Melihat sikap yang begini terbuka dan ramah, Ci Sian merasa terharu dan balas merangkul. Seketika ia merasa suka sekali kepada wanita cantik jelita yang gagah ini.

“Enci yang gagah, maafkanlah sikap saya tadi.”

“Hush, aku yang bersalah, masa engkau yang minta maaf!” Wanita itu tertawa dan dan ia nampak manis bukan main. “Sudahlah, tidak perlu maaf-maafan antara kita. Engkau tentu sudah mendengar tentang nama kami....”

“Suheng hanya memberi tahu bahwa Pendekar Siluman Kecil bernama Suma Kian Bu, putera dari Pendekar Super Sakti di Pulau Es yang hanya kuketahui sebagai dongeng, akan tetapi Suheng tidak tahu siapa nama isterinya. Siapakah nama Enci yang gagah?”

“Memang Suhengmu benar. Suamiku ini bernama Suma Kian Bu dan aku bernama Teng Siang In, seorang perempuan buruk dan bodoh biasa saja.... tidak seperti dia....” suaranya mengandung keluhan lagi.

“Eihhh, isteriku, mengapa mulai lagi? Nah, ceritakan, Nona, siapakah namamu dan bagaimana engkau bisa sampai ke tempat ini?”

“Namaku Bu Ci Sian dan kami, yaitu aku dan Suheng, baru saja kembali dari barat, untuk membasmi Hek-i-mo.” katanya dengan jujur dan akrab, karena merasa betapa mereka itu amat ramah kepadanya.

Suami isteri itu saling pandang.
“Hek-i-mo? Dan bagaimana hasilnya?” tanya pendekar itu.

“Suheng telah berhasil membasmi mereka, hanya sayang bahwa Hek-i Mo-ong sendiri berhasil melarikan diri.” Kata Ci Sian dengan bangga.

Pendekar berambut putih itu mengangguk-angguk.
“Hebat, tidak mengecewakan dia menjadi keturunan Pendekar Suling Emas.”

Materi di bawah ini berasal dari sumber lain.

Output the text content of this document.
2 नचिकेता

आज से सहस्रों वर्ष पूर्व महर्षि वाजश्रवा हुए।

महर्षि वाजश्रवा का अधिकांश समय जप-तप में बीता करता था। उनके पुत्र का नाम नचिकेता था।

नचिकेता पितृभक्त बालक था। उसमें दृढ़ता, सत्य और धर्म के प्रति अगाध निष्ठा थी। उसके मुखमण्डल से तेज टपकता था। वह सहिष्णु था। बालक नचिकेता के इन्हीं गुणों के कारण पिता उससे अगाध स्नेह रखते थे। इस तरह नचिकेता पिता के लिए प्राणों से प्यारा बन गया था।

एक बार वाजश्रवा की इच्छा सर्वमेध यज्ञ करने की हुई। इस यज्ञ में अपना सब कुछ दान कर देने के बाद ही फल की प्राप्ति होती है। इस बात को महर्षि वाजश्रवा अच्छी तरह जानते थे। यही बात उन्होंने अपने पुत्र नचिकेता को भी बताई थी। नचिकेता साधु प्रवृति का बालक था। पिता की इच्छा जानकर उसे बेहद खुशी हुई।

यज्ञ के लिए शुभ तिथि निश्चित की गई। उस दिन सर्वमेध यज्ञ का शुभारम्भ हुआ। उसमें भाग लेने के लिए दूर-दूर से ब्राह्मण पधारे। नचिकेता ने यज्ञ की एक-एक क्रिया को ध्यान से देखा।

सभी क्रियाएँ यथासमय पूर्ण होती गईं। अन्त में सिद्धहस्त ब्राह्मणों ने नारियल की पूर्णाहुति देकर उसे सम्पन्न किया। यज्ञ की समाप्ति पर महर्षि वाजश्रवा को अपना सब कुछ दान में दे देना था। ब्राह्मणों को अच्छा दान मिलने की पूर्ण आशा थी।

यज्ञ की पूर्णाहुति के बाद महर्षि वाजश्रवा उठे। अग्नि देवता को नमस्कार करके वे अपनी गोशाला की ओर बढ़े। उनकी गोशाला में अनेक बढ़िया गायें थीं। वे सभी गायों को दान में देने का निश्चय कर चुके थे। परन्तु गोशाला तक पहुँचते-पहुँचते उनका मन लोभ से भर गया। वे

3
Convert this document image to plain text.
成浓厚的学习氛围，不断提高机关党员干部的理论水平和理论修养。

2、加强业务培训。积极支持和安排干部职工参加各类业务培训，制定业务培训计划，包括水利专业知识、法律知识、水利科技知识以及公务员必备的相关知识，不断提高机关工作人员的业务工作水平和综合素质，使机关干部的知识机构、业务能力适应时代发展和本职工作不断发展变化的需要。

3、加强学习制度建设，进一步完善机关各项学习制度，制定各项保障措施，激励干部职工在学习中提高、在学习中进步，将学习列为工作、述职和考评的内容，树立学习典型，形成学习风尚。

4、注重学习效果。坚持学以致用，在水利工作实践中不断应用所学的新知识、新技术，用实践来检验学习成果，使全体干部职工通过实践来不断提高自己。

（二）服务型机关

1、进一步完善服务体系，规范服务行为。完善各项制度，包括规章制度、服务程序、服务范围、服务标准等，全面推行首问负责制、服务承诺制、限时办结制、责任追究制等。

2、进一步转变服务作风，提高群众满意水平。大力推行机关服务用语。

Para pembaca cerita Kisah Sepasang Rajawali danJodoh Rajawali tentu mengenal siapa adanya Pendekar Siluman Kecil ini. Telah diceritakan di dalam kisah Jodoh Rajawali , Suma Kian Bu, yaitu putera dari Pendekar Super Sakti Suma Han dan Puteri Nirahai, telah berjodoh dan menikah dengan Teng Siang In, dara cantik jelita yang selain pandai ilmu silat, juga pandai dalam ilmu sihir itu. Berbareng dengan kakaknya, yaitu Suma Kian Lee putera Suma Han dan Lulu, Pendekar Siluman Kecil Suma Kian Bu merayakan pernikahannya dengan isterinya. Mereka lalu tinggal di Pulau Es, hidup berbahagia bersama keluarga Suma.

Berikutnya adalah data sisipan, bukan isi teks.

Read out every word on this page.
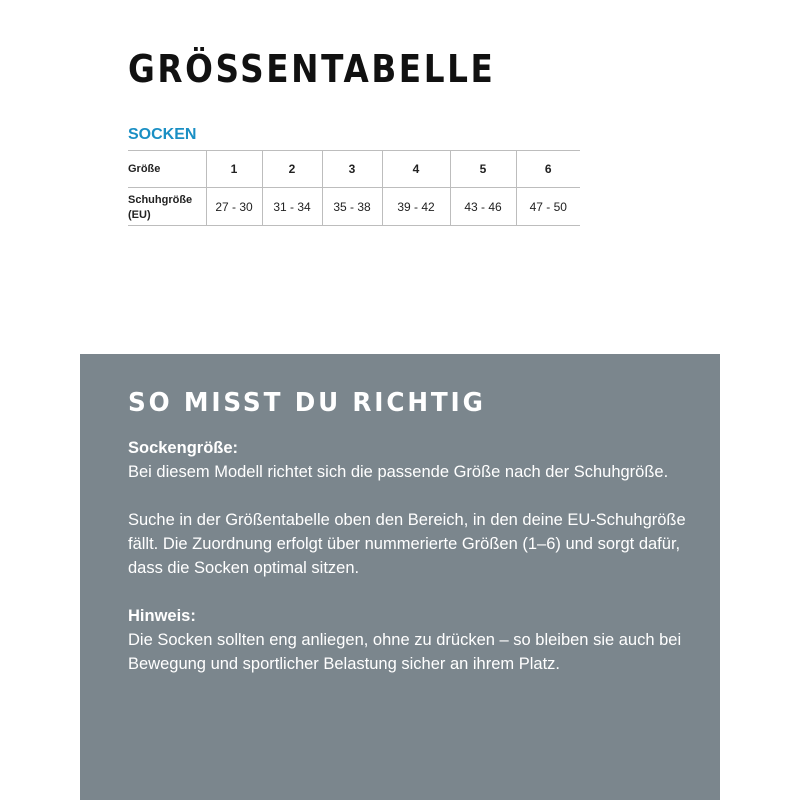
GRÖSSENTABELLE
SOCKEN
Größe	1	2	3	4	5	6
Schuhgröße
(EU)	27 - 30	31 - 34	35 - 38	39 - 42	43 - 46	47 - 50
SO MISST DU RICHTIG

Sockengröße:
Bei diesem Modell richtet sich die passende Größe nach der Schuhgröße.

Suche in der Größentabelle oben den Bereich, in den deine EU-Schuhgröße fällt. Die Zuordnung erfolgt über nummerierte Größen (1–6) und sorgt dafür, dass die Socken optimal sitzen.

Hinweis:
Die Socken sollten eng anliegen, ohne zu drücken – so bleiben sie auch bei Bewegung und sportlicher Belastung sicher an ihrem Platz.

Akan tetapi, setelah menanti-nanti sampai sepuluh tahun belum juga suami isteri ini memperoleh keturunan, mulailah mereka berdua merasa gelisah dan berduka. Sementara itu, Suma Kian Lee yang menikah dengan Kim Hwee Li, dan yang beberapa tahun kemudian telah meninggalkan Pulau Es dan tinggal di daratan besar, telah mempunyai dua orang anak, seorang putera dan seorang puteri.

Akhirnya, suami isteri itu tidak dapat menahan kedukaan dan kekecewaan hati mereka lagi dan mereka berdua lalu meninggalkan Pulau Es, sungguhpun ayah mereka, yaitu Suma Han, dan kedua ibu mereka, telah tua sekali. Mereka pergi ke daratan besar dan melakukan perantauan sampai akhirnya mereka tiba di daerah barat dekat Sin-kiang itu dan berjumpa dengan Ci Sian.

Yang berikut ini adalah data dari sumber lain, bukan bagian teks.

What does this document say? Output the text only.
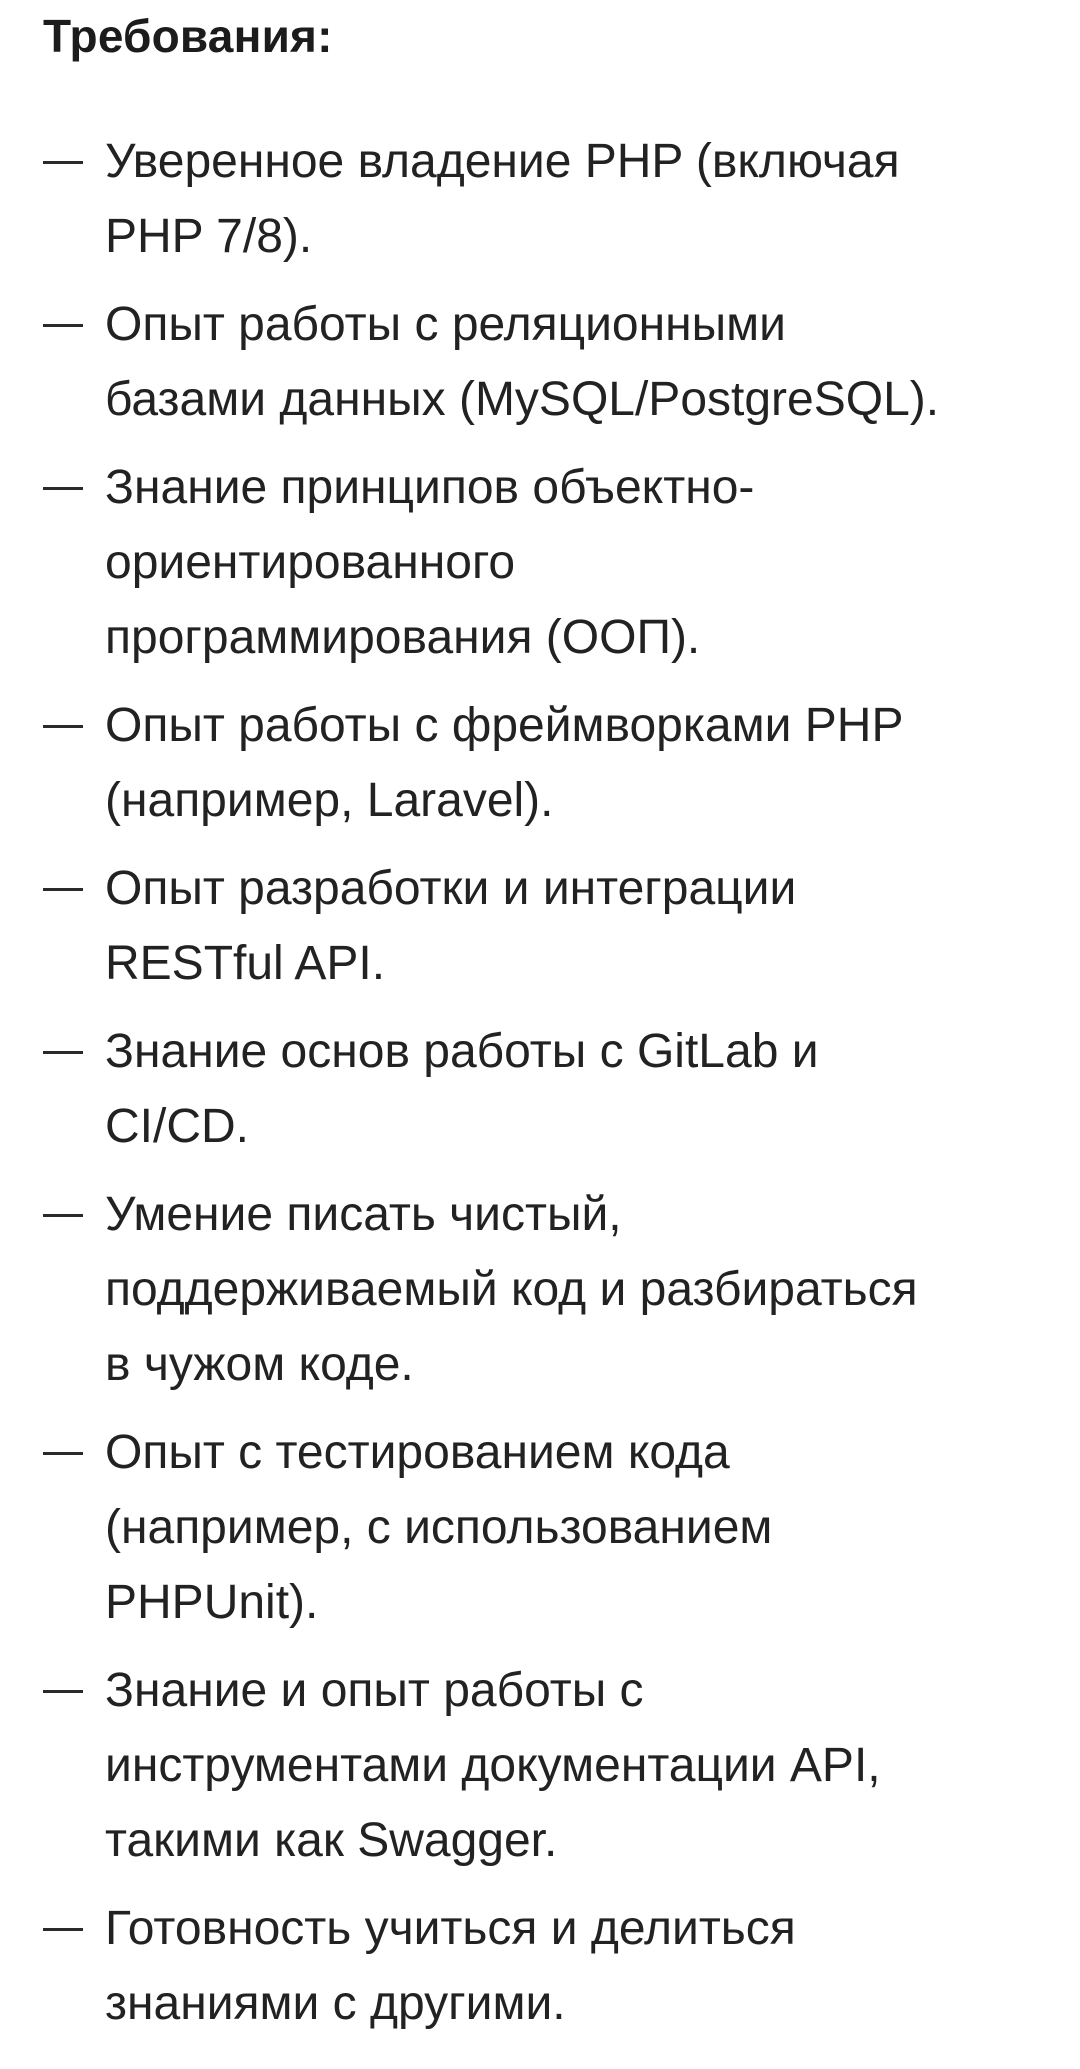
Требования:
Уверенное владение PHP (включая
PHP 7/8).
Опыт работы с реляционными
базами данных (MySQL/PostgreSQL).
Знание принципов объектно-
ориентированного
программирования (ООП).
Опыт работы с фреймворками PHP
(например, Laravel).
Опыт разработки и интеграции
RESTful API.
Знание основ работы с GitLab и
CI/CD.
Умение писать чистый,
поддерживаемый код и разбираться
в чужом коде.
Опыт с тестированием кода
(например, с использованием
PHPUnit).
Знание и опыт работы с
инструментами документации API,
такими как Swagger.
Готовность учиться и делиться
знаниями с другими.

Tentu saja Suma Kian Bu masih ingat kepada Kam Hong yang dahulu disebutnya Siauw Hong, pemuda berpakaian pengemis yang lihai itu, yang pernah menjadi semacam kacungnya. Dan giranglah hatinya mendengar dari Ci Sian bahwa Kam Hong kini telah menjadi seorang pendekar yang amat lihai sehingga mampu membasmi gerombolan Hek-i-mo yang amat terkenal itu.

Dia sendiri bersama isterinya telah mendengar di sepanjang perjalanan tentang Hek-i-mo dan bahkan telah mengambil keputusan untuk menghadapi gerombolan jahat itu yang kabarnya telah menewaskan banyak orang kang-ouw. Kiranya mereka telah didahului oleh keturunan Pendekar Suling Emas.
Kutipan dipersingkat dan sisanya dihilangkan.